Ground Zero: Losses of 9/11 still haunt former N.Y. mayor

By Linda Laderman
Legal News

After 14 years, memories of Sept. 11, 2001 are still painful for former New York Mayor Rudy Giuliani.

“September 11 had a profound effect on me. I lost a dozen very, very close friends,” Giuliani said during a Nov. 1 appearance at Congregation Shaarey Zedek in Southfield that attracted a crowd of more than 1,000.

Giuliani was there to talk to supporters of the Holocaust Memorial Center for its 31st anniversary dinner.

“The attacks still make me very angry,” Giuliani said. “When I greeted President Bush four days after the attacks he put his arm behind my head and said, ‘What can I do for  you?’ I told him, ‘President, if you find Bin Laden I want to be the one to kill him.’“

Giuliani reiterated his post 9/11 views when he said,  “Let me say it as it is — the Islamic extremist terrorists failed in their mission to attack the financial heart of New York City. Twice as many people are living there today as there were before the attacks.”

Turning his attention to his time as a federal prosecutor, Giuliani said of all the people he prosecuted, he is most proud of being the person who handled the Nazi Karl Linnas’ extradition to the former
Soviet Union.

“This guy’s defense was ‘I only killed 3,000 people, not the 12,000 they are claiming.’”

Linnas lived in the U.S. for more than 30 years before he was sentenced to death in absentia and deported to Soviet Estonia.

Many lessons are to be learned from the Holocaust, Giuliani said.

“When you go to Yad Vashem, Israel’s official memorial to the victims of the Holocaust, you almost faint when you get a sense of how close Hitler came to wiping out the Jewish people. You realize just how much evil there is in the world.”

Citing the rise in anti-Semitism in this country and in Europe, Giuliani said, ”If you want to end anti-Semitism, you don’t make a deal with the Ayatollah of Iran who is the biggest anti-Semite in the world. I don’t know how America can lead other countries when we are dealing with a man who wants to destroy Israel and who also calls for death to America. I don’t like that very much.”

Religion influences his life, but Giuliani admits that his views are not necessarily conventional.

“I probably have a more secular view of God than exists in traditional Catholicism, but I pray,” Giuliani said. “Religion has instilled a sense of honesty and integrity in me, but I only confess to my best friend, who just happens to be a priest.”

Another priest, Father Mychal Judge, was one of Giuliani’s closest confidantes and the first recorded casualty of the terrorist attacks on the World Trade Center.

“When I lost him I felt like I was all alone,” Giuliani said. “I used to tell him to go pray for me and he would say, ‘no go pray for yourself’.”

Father Judge was a Catholic priest who served as chaplain to the New York City Fire Department. When the plane hit the World Trade Center’s North Tower, Father Judge ran in beside the firefighters he served.

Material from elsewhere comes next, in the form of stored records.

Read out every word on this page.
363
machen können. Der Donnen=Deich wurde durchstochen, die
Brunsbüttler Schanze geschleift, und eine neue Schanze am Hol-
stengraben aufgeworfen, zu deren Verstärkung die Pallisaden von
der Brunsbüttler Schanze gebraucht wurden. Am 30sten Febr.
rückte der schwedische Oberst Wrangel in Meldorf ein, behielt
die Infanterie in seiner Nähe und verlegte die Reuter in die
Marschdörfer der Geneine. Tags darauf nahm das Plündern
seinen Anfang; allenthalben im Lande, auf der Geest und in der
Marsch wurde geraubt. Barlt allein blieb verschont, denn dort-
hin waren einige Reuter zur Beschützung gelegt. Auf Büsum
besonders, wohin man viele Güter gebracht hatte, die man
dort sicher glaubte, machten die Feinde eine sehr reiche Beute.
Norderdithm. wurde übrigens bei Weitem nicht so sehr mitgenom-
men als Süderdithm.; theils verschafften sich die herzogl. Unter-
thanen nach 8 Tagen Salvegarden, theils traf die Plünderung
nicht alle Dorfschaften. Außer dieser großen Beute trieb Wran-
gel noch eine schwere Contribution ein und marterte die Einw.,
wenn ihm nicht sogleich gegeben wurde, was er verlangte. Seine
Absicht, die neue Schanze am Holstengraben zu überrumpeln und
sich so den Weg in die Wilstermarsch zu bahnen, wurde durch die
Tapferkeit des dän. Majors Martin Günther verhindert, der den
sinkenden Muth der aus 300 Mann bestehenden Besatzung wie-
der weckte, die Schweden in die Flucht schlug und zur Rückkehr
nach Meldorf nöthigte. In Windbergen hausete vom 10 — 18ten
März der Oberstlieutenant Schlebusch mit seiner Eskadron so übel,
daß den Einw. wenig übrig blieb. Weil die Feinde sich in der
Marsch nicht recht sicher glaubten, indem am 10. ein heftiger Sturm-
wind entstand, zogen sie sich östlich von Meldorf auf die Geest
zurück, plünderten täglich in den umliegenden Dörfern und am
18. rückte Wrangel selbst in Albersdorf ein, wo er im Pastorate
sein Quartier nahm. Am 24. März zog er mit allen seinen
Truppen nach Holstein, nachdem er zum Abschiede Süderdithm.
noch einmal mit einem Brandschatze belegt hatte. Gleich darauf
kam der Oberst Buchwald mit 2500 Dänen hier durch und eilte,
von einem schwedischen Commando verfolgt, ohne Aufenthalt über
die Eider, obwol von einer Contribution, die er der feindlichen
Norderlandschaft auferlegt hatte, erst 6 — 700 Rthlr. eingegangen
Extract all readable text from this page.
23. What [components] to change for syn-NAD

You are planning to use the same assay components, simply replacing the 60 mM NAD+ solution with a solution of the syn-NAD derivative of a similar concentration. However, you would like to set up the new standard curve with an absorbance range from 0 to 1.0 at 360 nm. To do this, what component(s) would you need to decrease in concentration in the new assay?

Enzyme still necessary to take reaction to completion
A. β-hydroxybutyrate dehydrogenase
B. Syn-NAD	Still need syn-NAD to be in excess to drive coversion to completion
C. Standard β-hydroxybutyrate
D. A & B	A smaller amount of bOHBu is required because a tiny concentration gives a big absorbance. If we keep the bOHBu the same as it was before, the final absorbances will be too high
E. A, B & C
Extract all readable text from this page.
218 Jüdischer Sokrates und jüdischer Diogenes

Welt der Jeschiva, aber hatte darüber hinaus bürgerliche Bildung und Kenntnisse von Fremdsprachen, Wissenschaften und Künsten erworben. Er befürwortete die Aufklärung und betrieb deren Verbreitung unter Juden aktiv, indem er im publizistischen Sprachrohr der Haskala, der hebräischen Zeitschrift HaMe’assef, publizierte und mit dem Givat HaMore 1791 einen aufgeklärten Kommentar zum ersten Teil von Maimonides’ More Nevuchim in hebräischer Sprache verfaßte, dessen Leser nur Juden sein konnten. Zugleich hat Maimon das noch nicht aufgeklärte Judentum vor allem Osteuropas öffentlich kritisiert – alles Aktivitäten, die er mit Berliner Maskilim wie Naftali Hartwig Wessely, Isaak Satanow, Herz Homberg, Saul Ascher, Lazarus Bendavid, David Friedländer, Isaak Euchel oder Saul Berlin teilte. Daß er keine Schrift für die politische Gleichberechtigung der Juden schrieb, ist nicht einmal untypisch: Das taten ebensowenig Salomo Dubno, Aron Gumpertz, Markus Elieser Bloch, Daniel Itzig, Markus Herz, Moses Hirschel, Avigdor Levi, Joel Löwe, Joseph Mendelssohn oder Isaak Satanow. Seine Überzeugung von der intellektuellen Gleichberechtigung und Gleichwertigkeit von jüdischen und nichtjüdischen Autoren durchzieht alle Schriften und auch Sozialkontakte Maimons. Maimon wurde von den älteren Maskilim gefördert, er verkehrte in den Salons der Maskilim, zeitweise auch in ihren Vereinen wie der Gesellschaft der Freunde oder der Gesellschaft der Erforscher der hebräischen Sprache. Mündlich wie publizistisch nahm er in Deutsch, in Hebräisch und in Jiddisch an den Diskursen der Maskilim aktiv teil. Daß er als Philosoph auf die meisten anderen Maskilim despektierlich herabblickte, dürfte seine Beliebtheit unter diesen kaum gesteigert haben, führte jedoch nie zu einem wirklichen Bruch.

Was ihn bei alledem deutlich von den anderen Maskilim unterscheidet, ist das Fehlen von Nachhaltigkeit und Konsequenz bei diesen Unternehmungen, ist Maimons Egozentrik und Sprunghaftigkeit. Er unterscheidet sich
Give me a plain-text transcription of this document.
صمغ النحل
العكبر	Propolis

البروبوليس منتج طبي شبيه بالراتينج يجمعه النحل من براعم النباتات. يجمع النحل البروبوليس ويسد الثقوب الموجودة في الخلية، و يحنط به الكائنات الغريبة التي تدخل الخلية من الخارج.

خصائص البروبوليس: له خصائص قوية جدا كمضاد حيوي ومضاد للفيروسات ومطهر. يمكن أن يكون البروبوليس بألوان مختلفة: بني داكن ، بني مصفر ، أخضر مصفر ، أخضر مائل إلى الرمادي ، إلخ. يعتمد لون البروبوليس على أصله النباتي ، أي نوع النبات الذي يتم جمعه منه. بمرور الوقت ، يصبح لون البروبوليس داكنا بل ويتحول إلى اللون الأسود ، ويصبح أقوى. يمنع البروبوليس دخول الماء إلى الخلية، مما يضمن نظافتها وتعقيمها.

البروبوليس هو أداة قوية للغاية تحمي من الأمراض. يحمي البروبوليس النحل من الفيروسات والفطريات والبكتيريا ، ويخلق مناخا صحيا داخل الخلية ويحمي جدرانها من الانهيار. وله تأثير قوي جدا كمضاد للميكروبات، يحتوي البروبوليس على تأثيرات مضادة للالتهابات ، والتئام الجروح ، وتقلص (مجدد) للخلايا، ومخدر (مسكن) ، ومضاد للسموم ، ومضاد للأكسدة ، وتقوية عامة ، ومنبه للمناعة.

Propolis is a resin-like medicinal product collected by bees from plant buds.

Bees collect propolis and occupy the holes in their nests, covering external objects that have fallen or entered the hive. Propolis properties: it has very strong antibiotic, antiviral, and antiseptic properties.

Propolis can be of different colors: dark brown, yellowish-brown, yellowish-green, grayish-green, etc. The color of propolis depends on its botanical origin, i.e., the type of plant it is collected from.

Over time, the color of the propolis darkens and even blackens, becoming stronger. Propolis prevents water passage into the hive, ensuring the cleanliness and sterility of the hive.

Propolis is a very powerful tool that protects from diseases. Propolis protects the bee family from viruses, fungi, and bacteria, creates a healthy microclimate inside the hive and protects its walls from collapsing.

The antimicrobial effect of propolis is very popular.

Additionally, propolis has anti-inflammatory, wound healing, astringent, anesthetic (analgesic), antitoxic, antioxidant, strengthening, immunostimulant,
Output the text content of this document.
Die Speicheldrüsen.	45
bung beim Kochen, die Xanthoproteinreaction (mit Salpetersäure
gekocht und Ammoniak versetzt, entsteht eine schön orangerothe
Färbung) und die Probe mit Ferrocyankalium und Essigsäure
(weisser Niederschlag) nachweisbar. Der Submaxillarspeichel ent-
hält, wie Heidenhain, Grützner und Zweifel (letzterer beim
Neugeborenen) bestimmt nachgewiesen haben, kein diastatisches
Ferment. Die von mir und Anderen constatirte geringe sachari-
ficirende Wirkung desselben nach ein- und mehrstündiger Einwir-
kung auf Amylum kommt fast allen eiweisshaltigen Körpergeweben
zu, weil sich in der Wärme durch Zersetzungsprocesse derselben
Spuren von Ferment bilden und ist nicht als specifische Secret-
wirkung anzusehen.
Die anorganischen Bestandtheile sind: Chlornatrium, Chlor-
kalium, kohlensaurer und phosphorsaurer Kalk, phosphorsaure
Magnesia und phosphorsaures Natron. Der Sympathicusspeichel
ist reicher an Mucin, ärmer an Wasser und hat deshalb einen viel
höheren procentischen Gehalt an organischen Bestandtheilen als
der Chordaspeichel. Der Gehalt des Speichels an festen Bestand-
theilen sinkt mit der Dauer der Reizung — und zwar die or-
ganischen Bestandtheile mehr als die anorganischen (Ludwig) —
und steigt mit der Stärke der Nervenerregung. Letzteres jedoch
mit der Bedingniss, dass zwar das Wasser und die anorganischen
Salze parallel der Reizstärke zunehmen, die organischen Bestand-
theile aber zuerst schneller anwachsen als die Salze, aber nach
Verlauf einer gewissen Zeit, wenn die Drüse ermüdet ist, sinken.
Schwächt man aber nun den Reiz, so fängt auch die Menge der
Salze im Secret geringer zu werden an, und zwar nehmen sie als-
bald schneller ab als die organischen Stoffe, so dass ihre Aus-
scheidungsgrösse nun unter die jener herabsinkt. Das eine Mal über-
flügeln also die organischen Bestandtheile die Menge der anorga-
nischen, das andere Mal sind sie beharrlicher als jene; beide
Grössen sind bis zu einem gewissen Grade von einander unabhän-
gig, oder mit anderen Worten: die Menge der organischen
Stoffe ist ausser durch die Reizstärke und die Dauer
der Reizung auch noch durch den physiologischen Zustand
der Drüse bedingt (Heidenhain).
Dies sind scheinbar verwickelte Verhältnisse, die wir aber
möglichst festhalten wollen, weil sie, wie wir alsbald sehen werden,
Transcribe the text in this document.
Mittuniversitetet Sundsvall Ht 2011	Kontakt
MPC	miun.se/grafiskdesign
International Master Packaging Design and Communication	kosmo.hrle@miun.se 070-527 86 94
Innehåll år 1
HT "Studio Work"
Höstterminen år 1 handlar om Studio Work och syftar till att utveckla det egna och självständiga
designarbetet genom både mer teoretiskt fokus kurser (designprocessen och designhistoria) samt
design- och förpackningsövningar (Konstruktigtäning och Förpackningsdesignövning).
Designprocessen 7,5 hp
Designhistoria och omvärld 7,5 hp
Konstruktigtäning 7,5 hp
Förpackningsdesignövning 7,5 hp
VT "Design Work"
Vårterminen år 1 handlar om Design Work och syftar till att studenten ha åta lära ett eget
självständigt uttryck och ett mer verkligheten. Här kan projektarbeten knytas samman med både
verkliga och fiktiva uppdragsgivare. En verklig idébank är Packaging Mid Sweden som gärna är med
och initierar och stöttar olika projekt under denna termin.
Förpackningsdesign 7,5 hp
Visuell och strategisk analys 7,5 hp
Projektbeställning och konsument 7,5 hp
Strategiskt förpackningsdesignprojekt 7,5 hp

Religion also played a significant role in a tragic scenario of a dying Catholic firefighter who was married to a Jewish woman, Giuliani said.

“Firefighter Wiley’s wife came to me when the fire surgeon said her husband was not going to make it and asked me to call the Pope to say a mass for her husband. So, I called the Monsignor and asked him, ‘How do I call the Pope?’”

Giuliani continued: “The Monsignor said I should call Cardinal O’ Connor. O’Connor told me he would call the Pope to say a mass the next day. In the meanwhile, the Cardinal told me to get both sides of the family, who didn’t speak to each other, in the same room. So I did and O’Connor showed up with a Rabbi and explained to the family that Jesus died as a Jew. It was important now to come together. Wiley died the next day and the entire family came to mass at Saint Patrick’s.”

“We lost 343 firefighters, including many senior people, the generals who lead their men into the fire. We lost our youngest and oldest firefighter in the attacks,” Giuliani said. “I realized I needed some simple clear goals to do the best job possible and as quickly and humanely possible to let New Yorkers know there was a better tomorrow.”

Named Time Magazine’s “Person of the Year” in 2001 for his actions following September 11, Giuliani said he hopes to be remembered for turning around his city.

“When I was elected mayor in 1993, 74 percent said the city was going in the wrong direction. When I left office, 78 percent said they were optimistic, in spite of September 11. A leader gets people to look up. That’s what I wanted people to do – to look up from ground zero.”